Evliliklerine dair birçok şeyin kendiliğinden geliştiğini söyleyen Levent Özmen de, “İkimizin aklında da böyle bir durum yoktu. Eşim Arzu evlenmeden önce beni sık sık otobüs durağına bırakan biriydi, gözlerim görmediği için otobüse kendisi bindirirdi. Bir gün otobüs durağına yaklaşırken ‘Benimle evlenir misin?’ dedim kendisine. ‘Ne diyorsun sen?’ cevabını verince korktum ve şaka yaptığımı söyledim. Aradan birkaç gün geçince tekrar ‘Arzu benimle evlenir misin?’ dedim. Tüm bunlar otobüs durağında oldu. Baktım ki Arzu ılımlı ve ‘Evet’ cevabını verdi, devamını getirdik, bu duruma geldik. ‘14 Şubat Sevgililer Günü hediyesi senin için nedir?’ derseniz Arzu derim. Onun bana gelişi, benimle olması en büyük hediye. Bana ne hediye alırsa alsın, o beni tatmin etmez. Kendisi en büyük hediye zaten. Gözlerim yok ancak benim gözüm, elim, ayağım oldu. Emek olmadan yemek olmaz. Ben otobüs durağında teklifimi yaptım, hediyemi aldım. Herkes hayallerinin peşinden gitsin” dedi.

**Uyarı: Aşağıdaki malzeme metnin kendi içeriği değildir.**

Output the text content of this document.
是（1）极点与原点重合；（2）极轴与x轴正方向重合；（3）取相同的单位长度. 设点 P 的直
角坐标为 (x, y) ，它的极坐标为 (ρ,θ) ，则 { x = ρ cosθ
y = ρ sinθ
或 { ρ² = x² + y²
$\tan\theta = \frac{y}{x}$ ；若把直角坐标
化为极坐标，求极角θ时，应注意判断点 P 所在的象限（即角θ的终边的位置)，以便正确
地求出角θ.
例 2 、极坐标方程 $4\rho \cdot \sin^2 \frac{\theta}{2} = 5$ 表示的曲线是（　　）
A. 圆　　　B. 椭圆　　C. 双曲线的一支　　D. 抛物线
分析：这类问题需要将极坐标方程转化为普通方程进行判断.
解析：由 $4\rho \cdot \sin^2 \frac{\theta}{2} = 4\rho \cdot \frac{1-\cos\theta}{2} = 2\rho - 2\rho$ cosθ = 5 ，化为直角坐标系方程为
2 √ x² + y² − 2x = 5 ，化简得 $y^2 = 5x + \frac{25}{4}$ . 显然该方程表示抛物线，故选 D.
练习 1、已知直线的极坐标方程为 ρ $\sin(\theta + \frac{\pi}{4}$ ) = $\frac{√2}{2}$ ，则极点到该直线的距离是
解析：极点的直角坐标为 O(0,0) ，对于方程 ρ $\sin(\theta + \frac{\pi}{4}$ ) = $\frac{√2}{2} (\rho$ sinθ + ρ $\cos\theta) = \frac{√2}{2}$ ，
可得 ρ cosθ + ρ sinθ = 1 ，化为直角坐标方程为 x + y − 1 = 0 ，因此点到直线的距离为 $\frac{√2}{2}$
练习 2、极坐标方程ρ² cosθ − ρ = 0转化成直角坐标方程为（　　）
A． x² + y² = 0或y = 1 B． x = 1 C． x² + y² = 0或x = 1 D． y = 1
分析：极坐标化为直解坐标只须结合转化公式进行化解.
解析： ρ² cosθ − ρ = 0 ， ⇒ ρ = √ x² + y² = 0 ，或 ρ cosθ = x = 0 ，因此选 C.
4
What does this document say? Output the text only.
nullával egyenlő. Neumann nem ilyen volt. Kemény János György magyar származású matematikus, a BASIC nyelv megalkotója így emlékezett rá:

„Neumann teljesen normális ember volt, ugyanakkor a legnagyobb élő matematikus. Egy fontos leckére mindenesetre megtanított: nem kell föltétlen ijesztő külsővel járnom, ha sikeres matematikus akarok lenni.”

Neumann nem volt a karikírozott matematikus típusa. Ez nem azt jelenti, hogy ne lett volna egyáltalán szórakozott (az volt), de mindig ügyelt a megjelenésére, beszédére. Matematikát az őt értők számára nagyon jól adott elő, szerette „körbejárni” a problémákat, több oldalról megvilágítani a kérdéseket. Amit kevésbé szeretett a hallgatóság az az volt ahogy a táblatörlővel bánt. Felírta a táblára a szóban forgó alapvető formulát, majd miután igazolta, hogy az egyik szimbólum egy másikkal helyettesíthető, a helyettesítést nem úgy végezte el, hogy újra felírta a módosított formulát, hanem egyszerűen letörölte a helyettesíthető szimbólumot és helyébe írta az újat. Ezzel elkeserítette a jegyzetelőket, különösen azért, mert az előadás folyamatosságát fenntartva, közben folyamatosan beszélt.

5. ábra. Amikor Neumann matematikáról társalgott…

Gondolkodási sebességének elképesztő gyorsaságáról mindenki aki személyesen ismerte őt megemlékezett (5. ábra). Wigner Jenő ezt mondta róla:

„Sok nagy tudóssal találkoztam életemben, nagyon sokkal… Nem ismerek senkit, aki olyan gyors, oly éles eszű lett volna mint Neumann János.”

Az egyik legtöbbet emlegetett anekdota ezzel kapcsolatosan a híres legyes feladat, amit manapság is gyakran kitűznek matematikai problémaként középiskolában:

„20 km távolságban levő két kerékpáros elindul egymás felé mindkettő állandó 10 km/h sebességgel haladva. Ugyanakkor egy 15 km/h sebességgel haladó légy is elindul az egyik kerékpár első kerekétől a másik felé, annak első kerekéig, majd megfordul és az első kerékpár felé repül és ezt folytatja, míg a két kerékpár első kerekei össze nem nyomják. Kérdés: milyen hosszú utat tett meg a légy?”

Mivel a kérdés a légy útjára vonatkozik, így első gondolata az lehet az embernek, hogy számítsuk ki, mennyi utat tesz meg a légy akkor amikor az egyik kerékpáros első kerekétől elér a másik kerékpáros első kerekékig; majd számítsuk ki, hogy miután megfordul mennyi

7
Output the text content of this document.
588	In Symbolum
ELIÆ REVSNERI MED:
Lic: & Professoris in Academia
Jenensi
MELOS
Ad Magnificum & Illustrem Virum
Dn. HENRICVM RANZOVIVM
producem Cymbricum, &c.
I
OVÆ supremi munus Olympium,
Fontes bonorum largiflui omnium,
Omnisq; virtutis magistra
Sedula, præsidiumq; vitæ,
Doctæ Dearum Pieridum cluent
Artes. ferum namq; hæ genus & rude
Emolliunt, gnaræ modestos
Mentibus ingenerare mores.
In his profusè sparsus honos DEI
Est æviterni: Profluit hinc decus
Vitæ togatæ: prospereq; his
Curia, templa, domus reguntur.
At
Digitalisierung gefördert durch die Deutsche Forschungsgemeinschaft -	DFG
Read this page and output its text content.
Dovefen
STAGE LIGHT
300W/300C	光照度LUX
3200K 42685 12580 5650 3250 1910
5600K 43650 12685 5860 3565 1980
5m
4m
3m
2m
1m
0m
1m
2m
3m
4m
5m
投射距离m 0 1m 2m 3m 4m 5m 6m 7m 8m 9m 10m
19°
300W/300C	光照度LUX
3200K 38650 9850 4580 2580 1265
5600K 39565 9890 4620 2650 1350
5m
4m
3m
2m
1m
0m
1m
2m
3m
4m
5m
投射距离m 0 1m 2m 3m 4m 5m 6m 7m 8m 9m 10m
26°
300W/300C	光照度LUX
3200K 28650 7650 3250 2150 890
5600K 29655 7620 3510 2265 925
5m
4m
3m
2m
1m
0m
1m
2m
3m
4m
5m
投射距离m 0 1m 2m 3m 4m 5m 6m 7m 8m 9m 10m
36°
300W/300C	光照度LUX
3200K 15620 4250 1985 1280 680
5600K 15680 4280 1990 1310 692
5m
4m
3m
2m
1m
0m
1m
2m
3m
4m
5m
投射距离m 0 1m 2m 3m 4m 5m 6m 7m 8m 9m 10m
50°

“KENDİ GERÇEĞİMİZDEN KAÇAMAYIZ”
“Biz kendi gerçeğimizden kaçamayız” sözlerine yer veren Levent Özmen, engellilerin genel olarak yaşadığı problemlere de değinerek, “Hiç kimse kendi gerçeğinden kaçamaz. Biz engelliyiz, bunu kabul etmemiz lazım. Kabul edelim ki ona göre yaşantımıza yön verelim. Biz sağlıklı insanlar gibi hareket edemeyiz. Sizin beş dakikada gittiğiniz yolu ben bir saatte ancak giderim. Biz bu olayı nereden başaracağız biliyor musunuz? Bizler bir şeyleri engelli ve ailelerine anlatmayacağız. Engelsiz çocuklara ve onların ailelerine anlatmamız lazım. Asıl onları bilinçlendirmemiz lazım. Onlar ateşleyecekler engellileri ve ailelerini. Ötekileştirmeyecekler. Aynı yoldan gidiyoruz çünkü hedef aynı. Biz hep aynı yerde buluşuyoruz aslında. Sağlıklı çocukların aileleri bizimle birlikte yürümeyi kabul ederlerse, o bilince varırsa aynı hedefe gideceğiz. Daha henüz bunu başaramadık. Türkiye’de bilinçlenme yok. Engelli resmen üçüncü planda, ‘yazık’ durumda. Başlıyorlar bizlere dua etmeye. Amenna. Elbette duaya da ihtiyacımız var. Ancak biraz da gerçekçi olup, bilinçlenmek lazım” diye konuştu. Özmen çiftinin şahidi ve kendisi de yürüme engelli Ayhan Güzel ise, “Ben onları böyle görünce çok duygulandım. Yalnız yaşamak çok zor. Levent benim 20 senelik arkadaşım. Arkadaşımın bir hayat arkadaşı oldu. Bana da örnek oldular. Önceden Levent’in gözü bendim. Şimdi ise eşi Arzu Hanım” dedi.